Experiments are run on 32gb v100 GPU’s. We excluded language models with an average score lower than .7 for UD and .8 for GLUE in the graphs for reability. We sorted the language models first by type (regressive/autoencoder), and then alphabetically, so that the language models with multiple versions appear next to each other.

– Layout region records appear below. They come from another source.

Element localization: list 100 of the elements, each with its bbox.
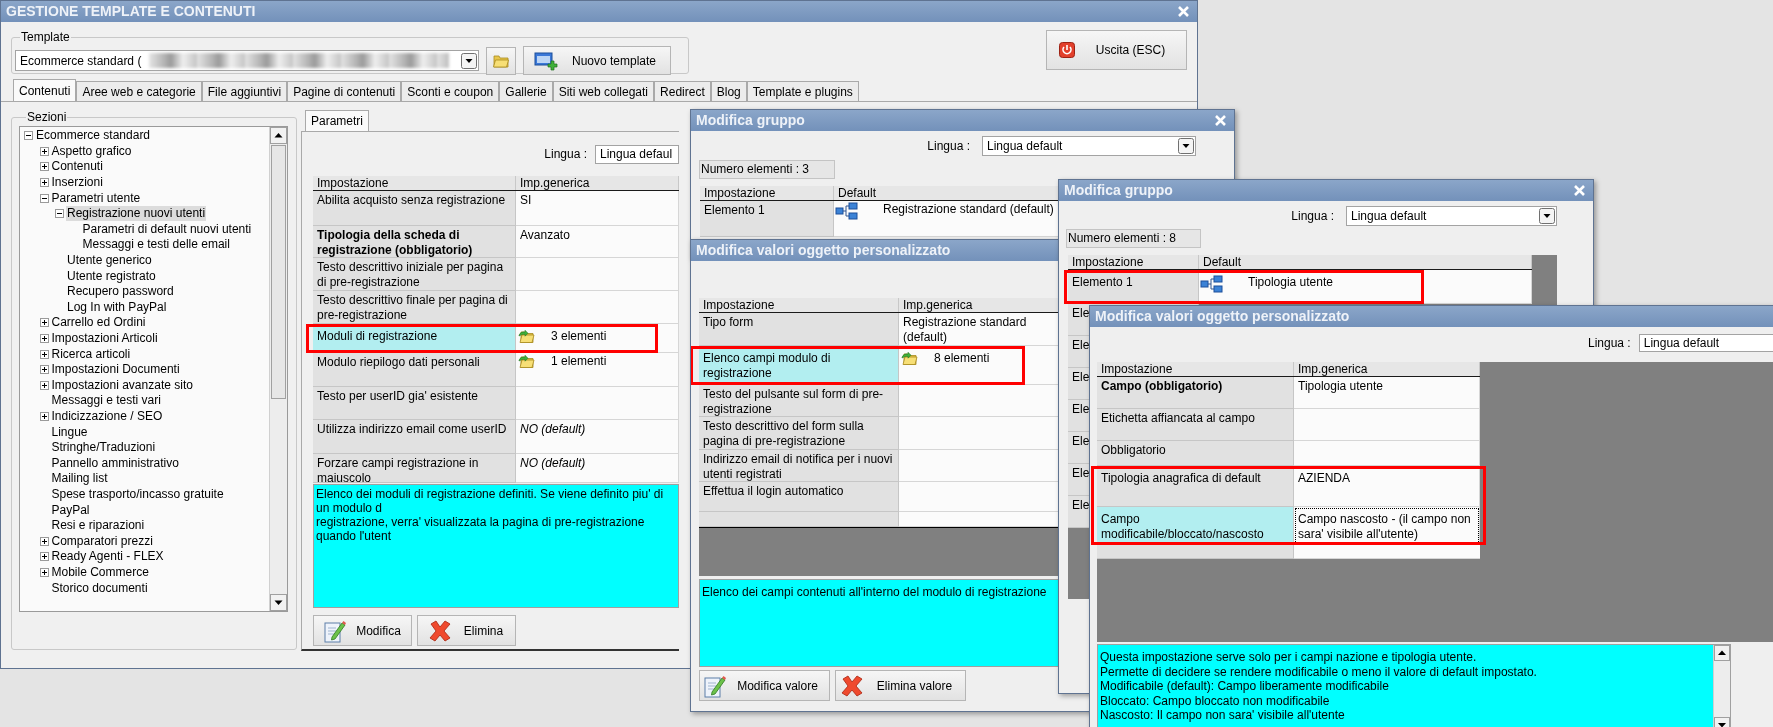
tree-item[interactable]: Ricerca articoli bbox=[50, 346, 132, 362]
tree-item[interactable]: Parametri utente bbox=[50, 190, 142, 206]
tab[interactable]: Contenuti bbox=[13, 79, 77, 101]
tab[interactable]: Redirect bbox=[654, 81, 711, 101]
language-dropdown[interactable]: Lingua defaul bbox=[595, 144, 679, 164]
tree-item[interactable]: Utente registrato bbox=[66, 268, 157, 284]
exit-button[interactable]: Uscita (ESC) bbox=[1046, 30, 1187, 70]
description-line: Modificabile (default): Campo liberamente modificabile bbox=[1100, 679, 1390, 694]
tree-item[interactable]: Messaggi e testi vari bbox=[50, 393, 162, 409]
setting-name: Campo (obbligatorio) bbox=[1097, 377, 1294, 409]
tree-item[interactable]: Messaggi e testi delle email bbox=[81, 237, 231, 253]
expand-icon[interactable] bbox=[39, 567, 49, 577]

The mLUKE (Yamada et al. 2020) embeddings do very well in this experiment. They are pretrained on both word and entities. In the lite versions of LUKE, the entity embeddings are removed to save memory, performance should be highly similar if the entity embeddings are not used (altough in our case mLUKE lite does slightly better). Besides the difference in training objective, performance could also be higher due to smaller amount of languages used (25, whereas most others have around 100), this has shown to have an effect on performance (Conneau et al. 2020). We can also see that the commonly used XLM-r large still performs well (on par with mLUKE large and infoXLM). Altough the original authors discourage the use of uncased mBERT, it outperforms mBERT in this setup (as previously shown in van der Goot et al, 2022).

For the GLUE tasks, mDeBERTa outperforms the others by a large margin. Also here the uncased version of mBERT outperform the cased version. The differences are larger on these datasets, as it is a smaller sample, and we only included the smaller sets of this benchmark. The original multi-lingual BERT models do remarkably well on GLUE, ranking 2nd and third. Unsurprisingly, the autoregressive models underperform on both of these benchmarks (as they are trained with a sequence to sequence objective), altough mBART still performed somewhat competitive on UD.